ITHACA, N.Y.—If you’re a resident on South Hill, you might have experienced a lapse in letters and other items mailed through the U.S. Postal Service over the Thanksgiving holiday.
As the world continues facing labor shortages and supply chain problems, mail delivery companies have seen the brunt in terms of shipping, and domestic logistics have meant that delivery companies have had to compensate for manufacturing delays.
South Hill residents had not gotten their Postal Service mail delivered between Nov. 26 and 28, 2021, and when carriers do drive through the neighborhood, they usually stop at a single house and drop a lone package, according to residents. After three full days without mail, South Hill resident Ruth Katz finally flagged down a carrier to ask when normal delivery services may return.
“When I saw a mail vehicle pull up to a house to deliver a package, I ran out and flagged the driver down,” Katz said. “He said they were aware of the issues but just haven’t been able to get to the regular mail because they have to deliver packages first and that they hope to get back to the regular mail soon.”
Katz said that when she spoke to someone at the post office over the phone, they were also unsure when Postal Service mail would be delivered and that it was currently sitting unsorted on a truck. For this reason, residents were also unable to pick their mail up in person at the post office.

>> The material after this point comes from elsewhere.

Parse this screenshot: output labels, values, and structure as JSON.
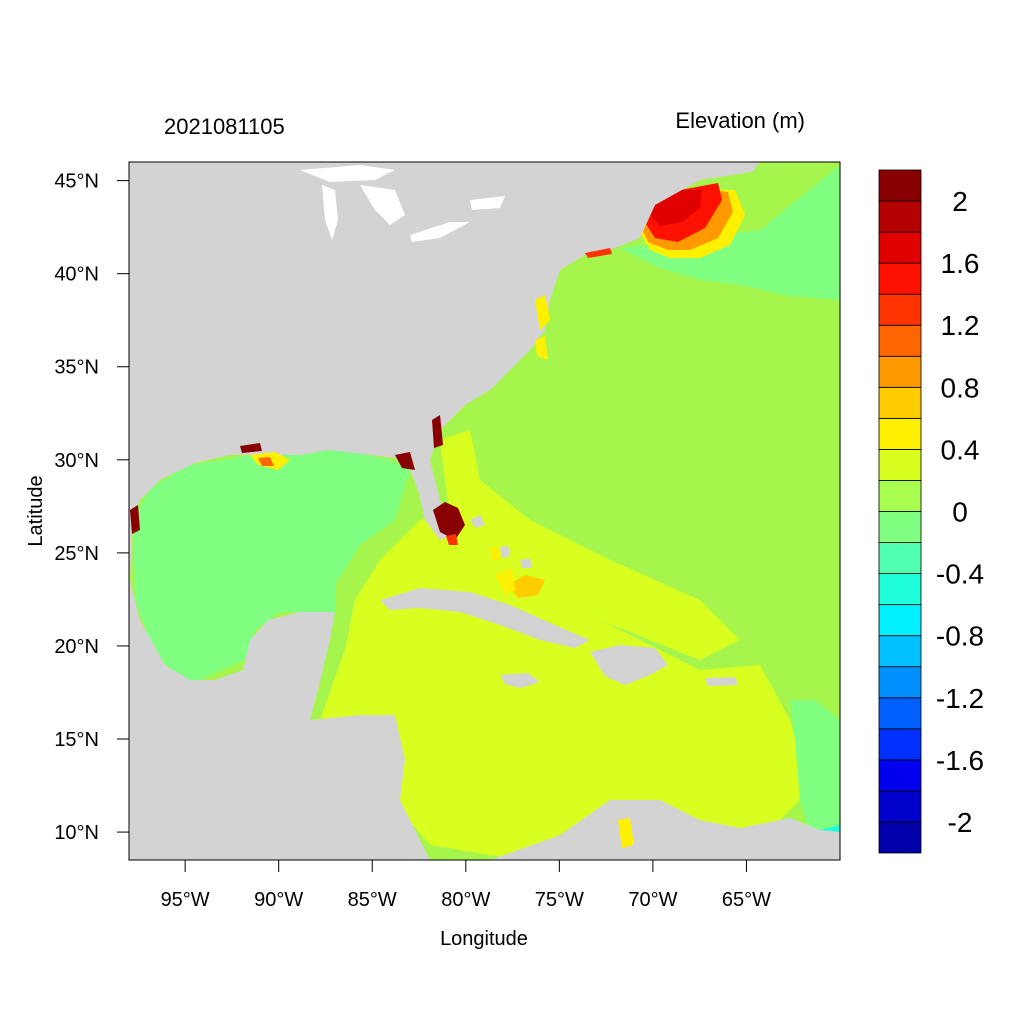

“I don’t blame the boots-on-the-ground carriers or post office management, of course, but I wonder if we can do it differently,” Katz said. “Maybe every other day they would be able to prioritize regular mail to help spread it around.”
In October, the Postal Service implemented new standards of service to “promote delivery consistency, efficiency and reliability” for customers that added an additional day or two of transit-time considered standard for longer distances.
The U.S. Postal Service is anticipating to deliver more mail than any other carrier, likely between 850 and 950 million packages and 12 billion cards and letters. For this reason, the company is urging customers to ship any holiday packages early to ensure receipt by Christmas. USPS officials were unavailable for comment on this story, however.
Katz said that the neighborhood did receive mail Dec. 1 but that she is still waiting for something from her son that she hasn’t yet received. She said that she can’t be sure where it got held up. She added that she hoped the delay wouldn’t occur again but that it does seem likely due to supply chain and shipping issues everyone is facing.
Neighborhoods in downtown Ithaca have also noticed slow and unreliable mail delivery. Carol Cedarholm, a resident in downtown Ithaca, said the delays have only been noticeable recently.
“Our regular mail carrier for the last 27 years did a great job, and although he did mention difficulties and that he would have to pick up additional routes, and he worked weekends, we rarely noticed an issue,” she said. “He retired just before Thanksgiving and that is when we all really started noticing issues, not getting mail every day and sometimes getting it late.”
Cedarholm also spoke with a carrier when she saw them deliver to her neighborhood very late one night. The carrier told her that he had taken another route in addition to his normal route because of staffing issues.
Others in the downtown area have been experiencing delays and undelivered items for several weeks now, and the USPS has been updating its website to reflect service disruptions. International mail intended for certain destinations were suspended indefinitely due to COVID-19 beginning Dec. 10.